You probably wont be able to run it, but here is some info. This is my data loader

class AGR_Dataset(Dataset):
    def __init__(self, annotations_root, img_root, transform=None):
        """
        Arguments:
            annotations_root (string): Path to the csv file with annotations.
            img_root (string): Directory with all the images.
            transform (callable, optional): Optional transform to be applied
                on a sample.
        """
        self.annotations_root = annotations_root
        self.img_root = img_root
        self.transform = transform

    def __len__(self):
        return len(self.annotations_root)
    
    def __getitem__(self, idx):
        # idx may be the index or image name, I think image naem
        if torch.is_tensor(idx):
            idx = idx.tolist()
        
        idx_name = os.listdir(self.img_root)[idx]
        # print(idx_name)
        
        img_name = os.path.join(self.img_root, idx_name)
        annotation_data = os.path.join(self.annotations_root, f"{idx_name.removesuffix('.jpg')}.txt")
        # print(img_name, annotation_data)
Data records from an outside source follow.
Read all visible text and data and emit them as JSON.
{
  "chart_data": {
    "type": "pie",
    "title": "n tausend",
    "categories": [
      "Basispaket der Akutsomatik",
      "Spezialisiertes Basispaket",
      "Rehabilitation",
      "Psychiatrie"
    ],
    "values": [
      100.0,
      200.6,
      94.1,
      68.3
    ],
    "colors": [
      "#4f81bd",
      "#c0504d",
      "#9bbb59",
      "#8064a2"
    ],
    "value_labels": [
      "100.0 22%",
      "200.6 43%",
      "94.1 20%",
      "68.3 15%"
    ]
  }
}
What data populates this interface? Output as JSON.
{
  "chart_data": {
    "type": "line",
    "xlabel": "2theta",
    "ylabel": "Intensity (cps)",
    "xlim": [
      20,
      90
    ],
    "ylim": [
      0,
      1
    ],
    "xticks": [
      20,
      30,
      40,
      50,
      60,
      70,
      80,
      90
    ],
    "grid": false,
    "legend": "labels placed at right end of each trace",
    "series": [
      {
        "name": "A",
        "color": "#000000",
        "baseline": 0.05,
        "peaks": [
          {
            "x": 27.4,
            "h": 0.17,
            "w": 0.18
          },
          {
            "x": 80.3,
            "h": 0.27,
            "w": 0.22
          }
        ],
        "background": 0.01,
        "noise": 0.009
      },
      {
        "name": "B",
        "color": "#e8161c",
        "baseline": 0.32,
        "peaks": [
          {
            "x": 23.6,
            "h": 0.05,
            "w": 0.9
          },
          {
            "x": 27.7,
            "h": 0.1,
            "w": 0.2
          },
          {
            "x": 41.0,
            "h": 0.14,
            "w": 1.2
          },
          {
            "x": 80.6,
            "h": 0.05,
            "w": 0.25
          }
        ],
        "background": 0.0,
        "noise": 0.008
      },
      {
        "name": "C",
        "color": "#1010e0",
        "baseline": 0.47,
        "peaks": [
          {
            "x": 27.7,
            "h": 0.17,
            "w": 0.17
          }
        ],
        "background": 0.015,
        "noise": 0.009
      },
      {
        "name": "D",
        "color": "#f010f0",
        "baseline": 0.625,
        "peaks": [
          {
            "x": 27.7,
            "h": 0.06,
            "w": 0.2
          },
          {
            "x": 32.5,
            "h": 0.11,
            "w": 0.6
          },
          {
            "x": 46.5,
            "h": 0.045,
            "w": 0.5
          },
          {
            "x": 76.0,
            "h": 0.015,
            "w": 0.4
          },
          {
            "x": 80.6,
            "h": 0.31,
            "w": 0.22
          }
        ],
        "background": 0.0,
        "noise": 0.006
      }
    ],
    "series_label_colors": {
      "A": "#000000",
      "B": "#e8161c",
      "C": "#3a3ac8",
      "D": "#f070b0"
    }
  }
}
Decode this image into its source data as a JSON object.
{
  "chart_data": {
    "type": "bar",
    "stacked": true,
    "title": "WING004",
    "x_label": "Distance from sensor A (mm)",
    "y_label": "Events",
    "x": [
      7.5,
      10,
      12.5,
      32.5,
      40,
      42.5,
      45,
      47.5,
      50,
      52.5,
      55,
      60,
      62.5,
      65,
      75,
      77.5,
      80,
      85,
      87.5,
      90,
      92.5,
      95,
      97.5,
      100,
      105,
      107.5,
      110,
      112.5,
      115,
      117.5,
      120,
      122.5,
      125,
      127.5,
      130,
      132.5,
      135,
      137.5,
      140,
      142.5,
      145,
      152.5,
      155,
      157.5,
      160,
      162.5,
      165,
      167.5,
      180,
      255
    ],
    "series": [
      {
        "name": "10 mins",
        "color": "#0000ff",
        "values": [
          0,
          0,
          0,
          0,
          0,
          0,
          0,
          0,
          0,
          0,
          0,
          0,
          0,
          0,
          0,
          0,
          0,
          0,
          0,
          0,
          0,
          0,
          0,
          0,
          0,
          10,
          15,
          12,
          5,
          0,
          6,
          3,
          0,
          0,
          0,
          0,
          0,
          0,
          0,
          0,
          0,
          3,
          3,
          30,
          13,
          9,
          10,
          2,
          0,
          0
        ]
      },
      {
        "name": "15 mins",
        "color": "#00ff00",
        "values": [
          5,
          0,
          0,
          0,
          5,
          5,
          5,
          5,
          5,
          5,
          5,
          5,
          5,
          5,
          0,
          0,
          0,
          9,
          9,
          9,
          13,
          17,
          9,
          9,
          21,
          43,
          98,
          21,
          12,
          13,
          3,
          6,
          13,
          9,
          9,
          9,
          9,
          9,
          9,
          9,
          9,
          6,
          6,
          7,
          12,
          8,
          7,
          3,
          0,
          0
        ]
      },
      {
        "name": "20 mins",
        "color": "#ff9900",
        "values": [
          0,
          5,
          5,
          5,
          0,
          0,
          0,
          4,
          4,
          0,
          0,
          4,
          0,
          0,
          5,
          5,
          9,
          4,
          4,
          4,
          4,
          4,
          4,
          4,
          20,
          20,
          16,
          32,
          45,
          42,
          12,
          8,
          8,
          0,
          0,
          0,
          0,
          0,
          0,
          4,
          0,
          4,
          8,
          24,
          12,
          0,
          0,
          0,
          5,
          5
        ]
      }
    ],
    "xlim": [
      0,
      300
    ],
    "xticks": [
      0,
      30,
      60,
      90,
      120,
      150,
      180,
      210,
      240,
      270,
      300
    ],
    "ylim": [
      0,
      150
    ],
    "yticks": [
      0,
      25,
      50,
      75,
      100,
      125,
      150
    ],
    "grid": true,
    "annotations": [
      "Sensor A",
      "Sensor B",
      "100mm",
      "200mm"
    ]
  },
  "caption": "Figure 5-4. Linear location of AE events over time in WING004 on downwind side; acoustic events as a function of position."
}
        image = io.imread(img_name)

        with open(annotation_data, 'r') as file:
            lines = file.readlines()
            img_data = []
            img_labels = []
            for line in lines:
                line = line.split(',')
                line = [i.strip() for i in line]
                line = [float(num) for num in line[0].split()]
                img_labels.append(int(line[0]))
                img_data.append(line[1:])

        boxes = tv_tensors.BoundingBoxes(img_data, format='CXCYWH', canvas_size=(image.shape[0], image.shape[1]))

        # sample = {'image': image, 'bbox': boxes, 'labels': img_labels}
        sample = {'image': image, 'bbox': boxes}

        if self.transform:
            sample = self.transform(sample)

        print(sample['image'].shape)
        print(sample['bbox'].shape)
        # print(sample['labels'].shape)
        return sample

I run my transforms and create the dataloader

data_transform = v2.Compose([
    v2.ToImage(),
    # v2.Resize(680),
    v2.RandomResizedCrop(size=(680, 680), antialias=True),
    # v2.ToDtype(torch.float32, scale=True),
    v2.ToTensor()
])

transformed_dataset = AGR_Dataset(f'{annotations_path}/test/', 
                        f'{img_path}/test/',
                        transform=data_transform)

dataloader = DataLoader(transformed_dataset, batch_size=2,
                        shuffle=False, num_workers=0)

Then I am trying to iterate through it with this, and eventually view and image with the bounding boxes.

for i, sample in enumerate(dataloader):
    print(i, sample)
    print(i, sample['image'].size(), sample['bbox'].size())

    if i == 4:
        break

With a batch size of 1, it runs properly, with a batch size of 2, I get this error

torch.Size([3, 680, 680])
torch.Size([12, 4])

torch.Size([3, 680, 680])
torch.Size([259, 4])

RuntimeError: stack expects each tensor to be equal size, but got [12, 4] at entry 0 and [259, 4] at entry 1
  1. I believe it is due to the number of bounding boxes not being equal, but how do I overcome this?
  2. Do I need the ToTensor in my transforms? I am starting to think I don't as v2 uses ToImage(), and ToTensor is becoming depreciated.

Any other comments or help would be appreciated. I am not sure how to create a working example, I will continue to try.

What I have tried I have tried not loading the bounding boxes in as tensors, by commenting the tv_tensors.BoundingBoxes line in the dataloader, but then for some reason my resize doesnt work properly.

I just tried splitting bboxes and images like this in the dataloader

sample = image
    target = {'bbox': boxes, 'labels': img_labels}

No luck with that

1

There are 1 best solutions below

1
Conner Carriere On

I have found an answer to the problem.

In the dataloader, the collate_fn needs to be set to the collate_fn in the utils package that torchvision has!